A veces pienso que muchos adolescentes desconocen la diferencia entre un trabajo y una profesión (al tiempo que desconocen la diferencia entre un libro y un taco para atrancar la puerta). El primero, el trabajo, viene bien para costear Caciques del Mercadona, tunear el Seat Ibiza con letras chinas e incluso hacerse un agujero más en el cuerpo que acompañen a los siete u ocho que ya vienen de fábrica. El segundo, a medio-largo plazo, puede llegar a asegurarte incluso un sitio donde caerte muerto.
La generación de sirvecubatas, despachabolsasdeldia y reponebriksdelcarrefour aspira más a engrosar una larga lista de acompañantes sexuales (con o sin barrigas entre medias) que a mejorar algo que ni siquiera conocen, el currículum.
LA CRUZ
Nuestras pensiones peligran, pero lo harán más por una Seguridad Social cargada hasta las trancas de deudas, debilitada por una mala gestión a merced del capricheo político que por un grupo de jóvenes que, pese a los esfuerzos, no encuentra un mercado laboral que le dé una oportunidad con un mínimo de dignidad.

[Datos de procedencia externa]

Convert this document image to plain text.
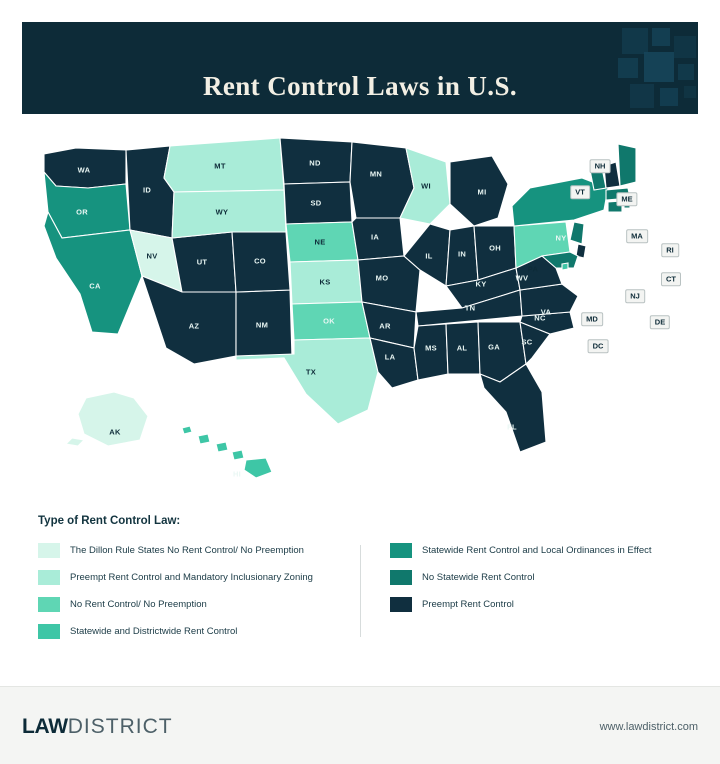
Rent Control Laws in U.S.
WA
OR
CA
ID
MT
WY
NV
UT
AZ
CO
NM
ND
SD
NE
KS
OK
TX
MN
IA
MO
AR
LA
WI
IL
MI
IN
OH
KY
TN
MS	AL	GA
FL
SC
NC
VA
WV
PA
NY
AK
HI
NH
VT
ME
MA
RI
CT
NJ
MD	DE
DC
Type of Rent Control Law:
The Dillon Rule States No Rent Control/ No Preemption
Preempt Rent Control and Mandatory Inclusionary Zoning
No Rent Control/ No Preemption
Statewide and Districtwide Rent Control
Statewide Rent Control and Local Ordinances in Effect
No Statewide Rent Control
Preempt Rent Control
LAWDISTRICT	www.lawdistrict.com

Así es difícil tener ambiciones.
Ni la más especializada carrera Universitaria te asegura una carrera profesional contínua ni un futuro prometedor. Sobramos demandantes de trabajo y faltan oportunidades. Estamos, entonces, bamboleados por una masa empresarial que tiene la sartén por el mango, que sabe cómo exprimirnos, que domina y tortura a sus empleados frente a una clase política que mira hacia otro lado (al tiempo que promueve medidas de creación de empleo tan flojas como el pedo de un borracho).
La realidad a veces no nos permite otra cosa que ganar dinero para el día al día. Así viven muchos, al día. Al menos vivir es más que sobrevivir.